To the Editor: A 1.5 y, previously well, male child presented to us with recurrent vomiting and generalized tonic-clonic seizures (GTCS) since 30 min. On admission, the child was afebrile but drowsy (GCS- 10/15). Vital parameters and systemic examination was normal with no focal neurological signs. The child had a repeat convulsion aborted with injection lorazepam followed by phenobarbital loading. Investigations including blood glucose (70 mg %), electrolytes (Na+ 136 meq/L, K + − 3.5 meq/L), ionized calcium- 1.08 mmol/L, cerebrospinal fluid examination (acellular, protein-32 mg %, glucose – 56 mg%, culture- sterile), computed tomography of head and electroencephalogram were normal. The child had a characteristic aromatic odor from breath and vomitus. On questioning about odor, mother revealed that the child had consumed about two teaspoons of oil used for joint pains about 1 h before. The oil bottle showed camphor as a constituent though concentration remained unmentioned. The child made a complete neurological recovery in 24 h and was discharged on day 3. On follow up at 4 and 12 wk, the child was seizure free.

Camphor is a common household product which can cause seizures in children following ingestion, inhalation and dermal exposure [1]. Although, the exact mechanism of camphor induced seizures is unknown, it is believed to be at neuronal level upon the oxidation cycle of the cytochrome oxidase system leading to rapid oxidation and depletion of high energy phosphorous compounds [2]. GTCS are usually the first sign of neurotoxicity [3]. Treatment is supportive with emphasis on airway management and control of seizures. Induction of emesis or gastric lavage are not recommended as camphor is rapidly absorbed [3].

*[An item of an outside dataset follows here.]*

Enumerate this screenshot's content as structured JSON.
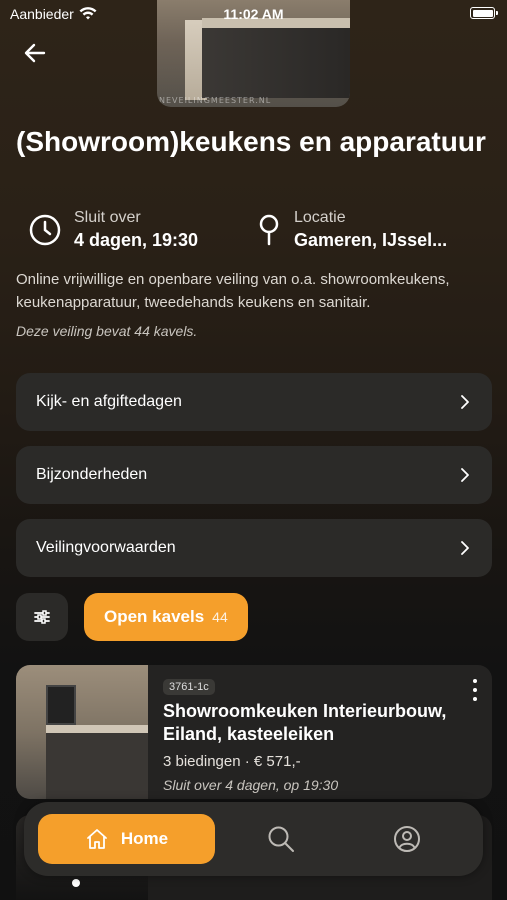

Our case highlights two important facts. Firstly, camphor toxicity remains an important but under recognized cause of seizure among children. U.S FDA has restricted camphor content in medicinal products to <11 % [4]. However, in India, camphor products continue to be sold over the counter without labeling its concentration or caution regarding its potential harm. Such practices should be strongly discouraged by community education and appropriate legislation. Secondly, all health care providers should be made aware about camphor toxicity when evaluating seizures in a child with no other risk factors.